Caron's flagship center in Pennsylvania has offered an uncompromising 12-step therapy program for almost 50 years, and many customers credit it with giving them the drive they required to alter their life. (While it lacks the luxury of the poshest rehab facilities, Caron has the key ingredient: a world-class team that provides rigor combined with compassion in equal proportion.) Caron's customers are predominantly middle class and white, but there is usually a mix with over 200 occupants at any given moment. Everything from group sessions to mealtime to Sunday worship is rigidly separated between men and women. There are also distinct programs for young people under the age of 25, which have more restrictions than the usual adult courses. The most prevalent problem among middle-aged individuals is alcoholism, while heroin and other narcotics are responsible for a large number of the younger generations.
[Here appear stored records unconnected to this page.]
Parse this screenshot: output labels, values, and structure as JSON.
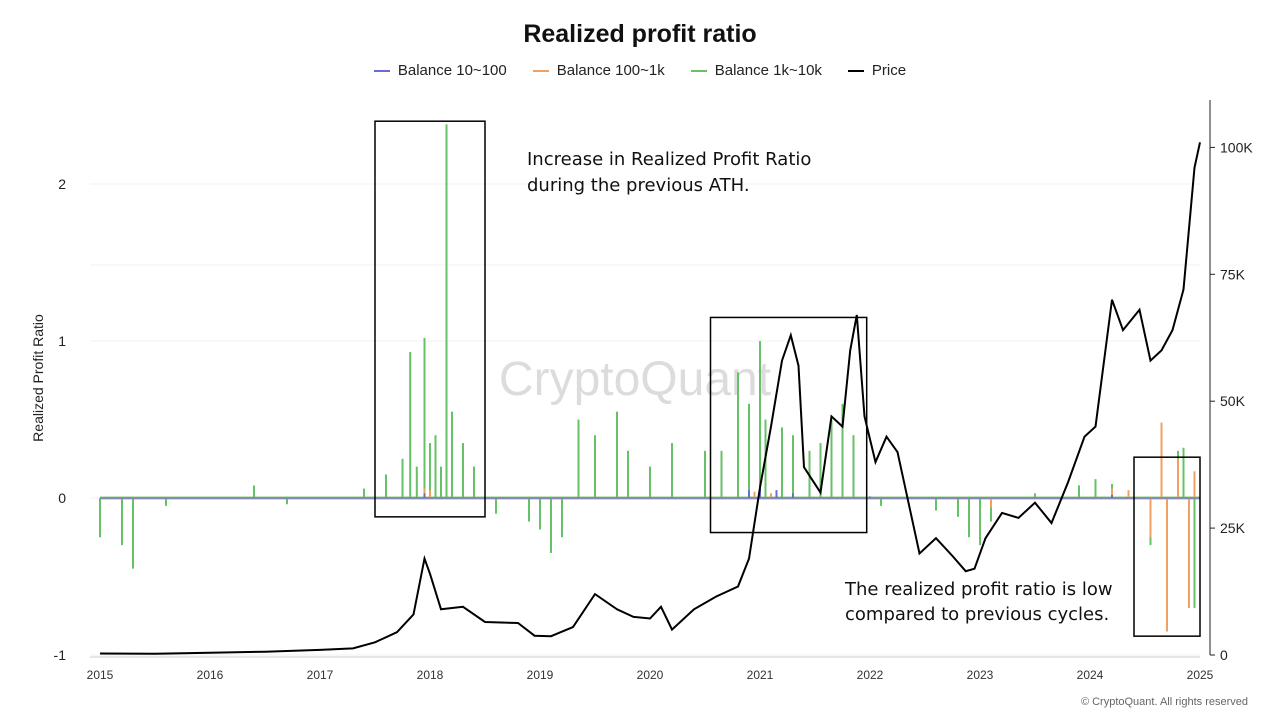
{
  "chart_data": {
    "type": "line",
    "title": "Realized profit ratio",
    "ylabel": "Realized Profit Ratio",
    "y2label": "",
    "ylim": [
      -1,
      2.5
    ],
    "y2lim": [
      0,
      105000
    ],
    "yticks": [
      "2",
      "1",
      "0",
      "-1"
    ],
    "y2ticks": [
      "100K",
      "75K",
      "50K",
      "25K",
      "0"
    ],
    "x_ticks": [
      "2015",
      "2016",
      "2017",
      "2018",
      "2019",
      "2020",
      "2021",
      "2022",
      "2023",
      "2024",
      "2025"
    ],
    "grid": true,
    "legend_position": "top-center",
    "series": [
      {
        "name": "Balance 10~100",
        "color": "#6b6bd6",
        "axis": "left",
        "spikes": [
          [
            2017.95,
            0.03
          ],
          [
            2020.9,
            0.05
          ],
          [
            2021.0,
            0.07
          ],
          [
            2021.15,
            0.05
          ],
          [
            2021.3,
            0.03
          ],
          [
            2022.0,
            0.01
          ],
          [
            2024.2,
            0.02
          ]
        ]
      },
      {
        "name": "Balance 100~1k",
        "color": "#f0a060",
        "axis": "left",
        "spikes": [
          [
            2017.95,
            0.06
          ],
          [
            2018.0,
            0.05
          ],
          [
            2020.95,
            0.04
          ],
          [
            2021.1,
            0.03
          ],
          [
            2023.1,
            -0.06
          ],
          [
            2024.2,
            0.06
          ],
          [
            2024.35,
            0.05
          ],
          [
            2024.55,
            -0.25
          ],
          [
            2024.65,
            0.48
          ],
          [
            2024.7,
            -0.85
          ],
          [
            2024.8,
            0.25
          ],
          [
            2024.9,
            -0.7
          ],
          [
            2024.95,
            0.17
          ]
        ]
      },
      {
        "name": "Balance 1k~10k",
        "color": "#66c266",
        "axis": "left",
        "spikes": [
          [
            2015.0,
            -0.25
          ],
          [
            2015.2,
            -0.3
          ],
          [
            2015.3,
            -0.45
          ],
          [
            2015.6,
            -0.05
          ],
          [
            2016.4,
            0.08
          ],
          [
            2016.7,
            -0.04
          ],
          [
            2017.4,
            0.06
          ],
          [
            2017.6,
            0.15
          ],
          [
            2017.75,
            0.25
          ],
          [
            2017.82,
            0.93
          ],
          [
            2017.88,
            0.2
          ],
          [
            2017.95,
            1.02
          ],
          [
            2018.0,
            0.35
          ],
          [
            2018.05,
            0.4
          ],
          [
            2018.1,
            0.2
          ],
          [
            2018.15,
            2.38
          ],
          [
            2018.2,
            0.55
          ],
          [
            2018.3,
            0.35
          ],
          [
            2018.4,
            0.2
          ],
          [
            2018.6,
            -0.1
          ],
          [
            2018.9,
            -0.15
          ],
          [
            2019.0,
            -0.2
          ],
          [
            2019.1,
            -0.35
          ],
          [
            2019.2,
            -0.25
          ],
          [
            2019.35,
            0.5
          ],
          [
            2019.5,
            0.4
          ],
          [
            2019.7,
            0.55
          ],
          [
            2019.8,
            0.3
          ],
          [
            2020.0,
            0.2
          ],
          [
            2020.2,
            0.35
          ],
          [
            2020.5,
            0.3
          ],
          [
            2020.65,
            0.3
          ],
          [
            2020.8,
            0.8
          ],
          [
            2020.9,
            0.6
          ],
          [
            2021.0,
            1.0
          ],
          [
            2021.05,
            0.5
          ],
          [
            2021.2,
            0.45
          ],
          [
            2021.3,
            0.4
          ],
          [
            2021.45,
            0.3
          ],
          [
            2021.55,
            0.35
          ],
          [
            2021.65,
            0.5
          ],
          [
            2021.75,
            0.6
          ],
          [
            2021.85,
            0.4
          ],
          [
            2022.1,
            -0.05
          ],
          [
            2022.6,
            -0.08
          ],
          [
            2022.8,
            -0.12
          ],
          [
            2022.9,
            -0.25
          ],
          [
            2023.0,
            -0.3
          ],
          [
            2023.1,
            -0.15
          ],
          [
            2023.5,
            0.03
          ],
          [
            2023.9,
            0.08
          ],
          [
            2024.05,
            0.12
          ],
          [
            2024.2,
            0.09
          ],
          [
            2024.55,
            -0.3
          ],
          [
            2024.7,
            -0.3
          ],
          [
            2024.8,
            0.3
          ],
          [
            2024.85,
            0.32
          ],
          [
            2024.95,
            -0.7
          ]
        ]
      },
      {
        "name": "Price",
        "color": "#000000",
        "axis": "right",
        "points": [
          [
            2015.0,
            300
          ],
          [
            2015.5,
            250
          ],
          [
            2016.0,
            430
          ],
          [
            2016.5,
            650
          ],
          [
            2017.0,
            1000
          ],
          [
            2017.3,
            1300
          ],
          [
            2017.5,
            2500
          ],
          [
            2017.7,
            4500
          ],
          [
            2017.85,
            8000
          ],
          [
            2017.95,
            19000
          ],
          [
            2018.0,
            16000
          ],
          [
            2018.1,
            9000
          ],
          [
            2018.3,
            9500
          ],
          [
            2018.5,
            6500
          ],
          [
            2018.8,
            6300
          ],
          [
            2018.95,
            3800
          ],
          [
            2019.1,
            3700
          ],
          [
            2019.3,
            5500
          ],
          [
            2019.5,
            12000
          ],
          [
            2019.7,
            9000
          ],
          [
            2019.85,
            7500
          ],
          [
            2020.0,
            7200
          ],
          [
            2020.1,
            9500
          ],
          [
            2020.2,
            5000
          ],
          [
            2020.4,
            9000
          ],
          [
            2020.6,
            11500
          ],
          [
            2020.8,
            13500
          ],
          [
            2020.9,
            19000
          ],
          [
            2021.0,
            33000
          ],
          [
            2021.1,
            45000
          ],
          [
            2021.2,
            58000
          ],
          [
            2021.28,
            63000
          ],
          [
            2021.35,
            57000
          ],
          [
            2021.4,
            37000
          ],
          [
            2021.55,
            32000
          ],
          [
            2021.65,
            47000
          ],
          [
            2021.75,
            45000
          ],
          [
            2021.82,
            60000
          ],
          [
            2021.88,
            67000
          ],
          [
            2021.95,
            47000
          ],
          [
            2022.05,
            38000
          ],
          [
            2022.15,
            43000
          ],
          [
            2022.25,
            40000
          ],
          [
            2022.35,
            30000
          ],
          [
            2022.45,
            20000
          ],
          [
            2022.6,
            23000
          ],
          [
            2022.75,
            19500
          ],
          [
            2022.87,
            16500
          ],
          [
            2022.95,
            17000
          ],
          [
            2023.05,
            23000
          ],
          [
            2023.2,
            28000
          ],
          [
            2023.35,
            27000
          ],
          [
            2023.5,
            30000
          ],
          [
            2023.65,
            26000
          ],
          [
            2023.8,
            34000
          ],
          [
            2023.95,
            43000
          ],
          [
            2024.05,
            45000
          ],
          [
            2024.2,
            70000
          ],
          [
            2024.3,
            64000
          ],
          [
            2024.45,
            68000
          ],
          [
            2024.55,
            58000
          ],
          [
            2024.65,
            60000
          ],
          [
            2024.75,
            64000
          ],
          [
            2024.85,
            72000
          ],
          [
            2024.95,
            96000
          ],
          [
            2025.0,
            101000
          ]
        ]
      }
    ],
    "annotations": [
      {
        "lines": [
          "Increase in Realized Profit Ratio",
          " during the previous ATH."
        ],
        "box_x": [
          2017.5,
          2018.5
        ],
        "box_y": [
          -0.12,
          2.4
        ]
      },
      {
        "lines": [],
        "box_x": [
          2020.55,
          2021.97
        ],
        "box_y": [
          -0.22,
          1.15
        ]
      },
      {
        "lines": [
          "The realized profit ratio is low",
          "compared to previous cycles."
        ],
        "box_x": [
          2024.4,
          2025.0
        ],
        "box_y": [
          -0.88,
          0.26
        ]
      }
    ],
    "watermark": "CryptoQuant",
    "copyright": "© CryptoQuant. All rights reserved"
  }
}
A high percentage of patients reside for one month, although a significant proportion stays for four months.
The lodgings are not the most opulent, more akin to student dorms than anything else is, but they are usually well-kept and have enough of a rather pleasant outdoor area. Everyone in primary care has one or two housemates; however, extended care gives one a chance to have a private room. Even though a rotation of small chores is necessary, no one seems to find them burdensome. Keeping their room immaculate, according to one alum, "aided with staying humble."
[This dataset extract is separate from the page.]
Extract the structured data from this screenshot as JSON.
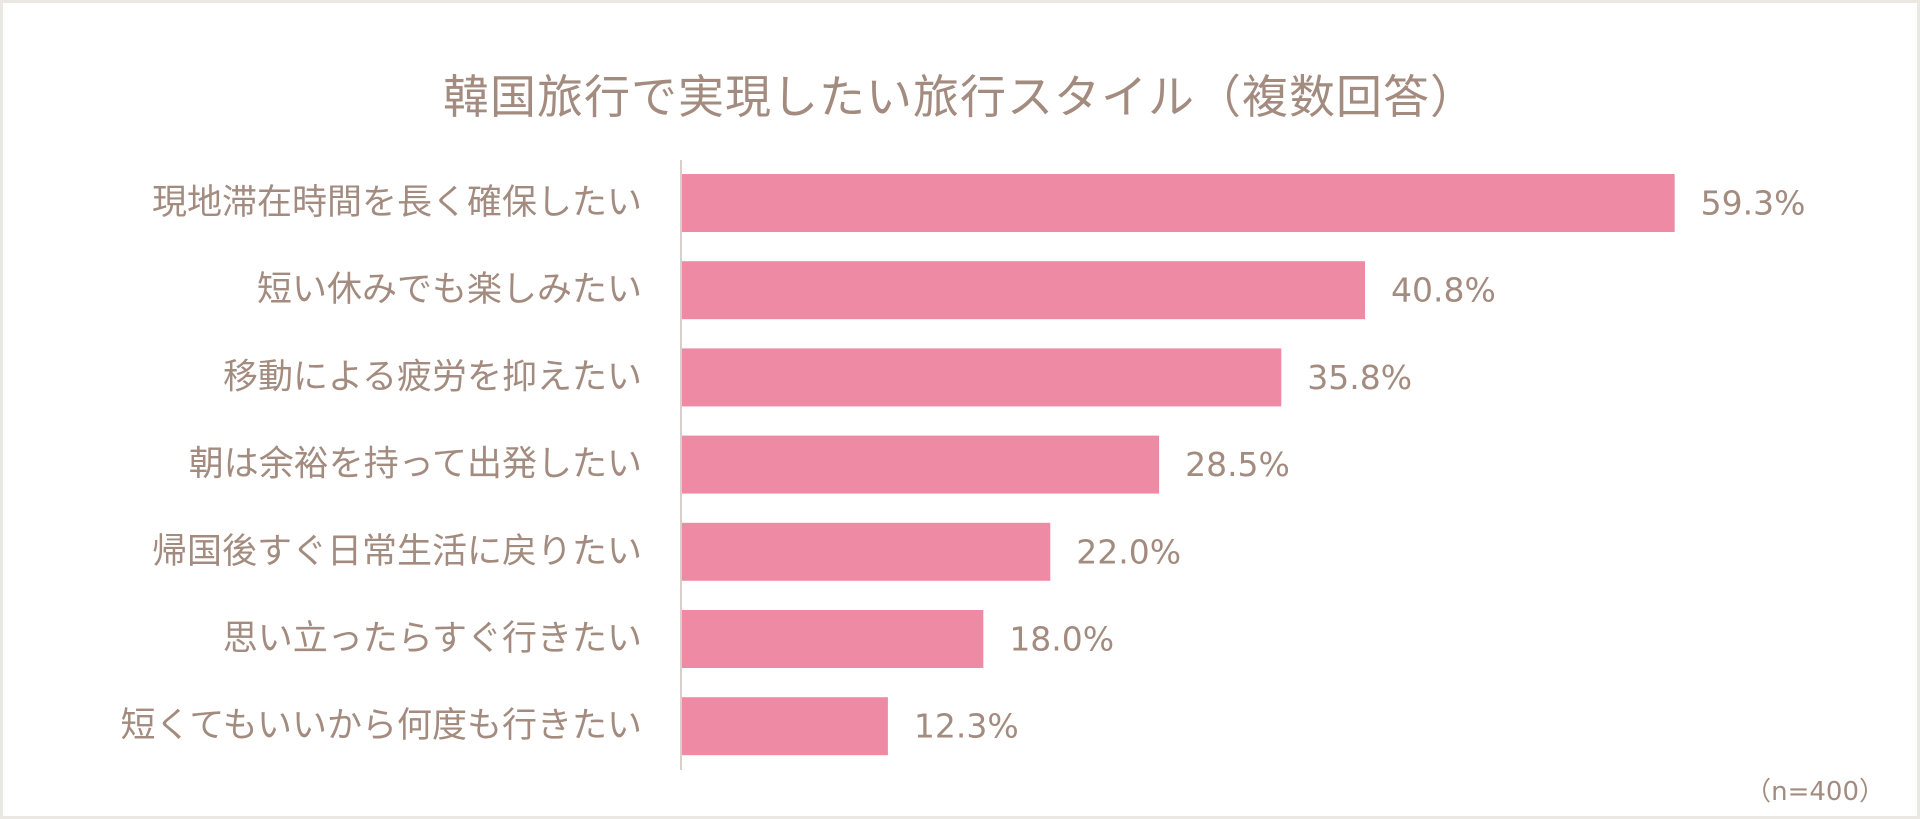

Caron's meals are remarkably well-reviewed nowadays, given the size of the enterprise. Residents describe the eating facility as a high-end university cafeteria with various entrée options at each mealtime. According to Caron Pennsylvania reviews, the cuisine is generally healthful, with the salad bar being a particular favorite. For anyone who is not as health-conscious, pizza is always offered for lunch, and frozen yogurt, a popular dessert option. Snacks like cereals and fruits are provided all day, and non-decaf coffee has lately been adopted, but it is strictly controlled. Weight gain is common among residents, which can or cannot be a good thing.
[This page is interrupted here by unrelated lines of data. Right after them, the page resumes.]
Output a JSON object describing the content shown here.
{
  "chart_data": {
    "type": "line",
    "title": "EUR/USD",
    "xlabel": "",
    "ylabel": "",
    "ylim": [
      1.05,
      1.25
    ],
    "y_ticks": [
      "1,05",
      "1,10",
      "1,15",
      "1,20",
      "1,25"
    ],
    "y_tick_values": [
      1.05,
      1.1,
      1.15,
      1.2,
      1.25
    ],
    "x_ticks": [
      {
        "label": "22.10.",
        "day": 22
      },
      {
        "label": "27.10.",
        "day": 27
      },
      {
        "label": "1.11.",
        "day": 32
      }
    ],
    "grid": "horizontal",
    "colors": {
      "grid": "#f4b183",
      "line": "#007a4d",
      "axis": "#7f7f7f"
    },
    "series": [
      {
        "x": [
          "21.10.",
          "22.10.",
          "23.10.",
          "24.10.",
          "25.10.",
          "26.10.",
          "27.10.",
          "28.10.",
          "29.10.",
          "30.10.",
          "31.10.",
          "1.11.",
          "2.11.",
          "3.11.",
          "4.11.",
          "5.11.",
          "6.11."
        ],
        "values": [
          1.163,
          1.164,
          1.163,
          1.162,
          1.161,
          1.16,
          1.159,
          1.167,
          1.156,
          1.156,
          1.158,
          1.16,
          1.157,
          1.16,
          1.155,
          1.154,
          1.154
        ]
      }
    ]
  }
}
Caron's days are structured and have a routine to them, with little gaps between sessions, while there is time for introspection and step practice in the evenings. Offsite possibilities are nearly non-existent for the first month. Still, residents can attend weekly yoga sessions, massages, and acupuncture, on campus, as well as 35 minutes at the gymnasium three times per week. One former resident complained that private appointments were occasionally scheduled simultaneously as group exercise time, which was inconvenient. Weekends, on the other hand, are often more laid-back. Those who reside for more than a month are entitled to go fishing, camping, or hiking, as well as the use of the community swimming pool and attendance at off-campus 12-step meetings.
In sum, Caron's method may be too restricting for certain clients, and they may want substitutes to 12-step. However, most people view it as a positive experience that helped them remain sober, owing to a good follow-up program and a genuine interest in the clients' rehabilitation.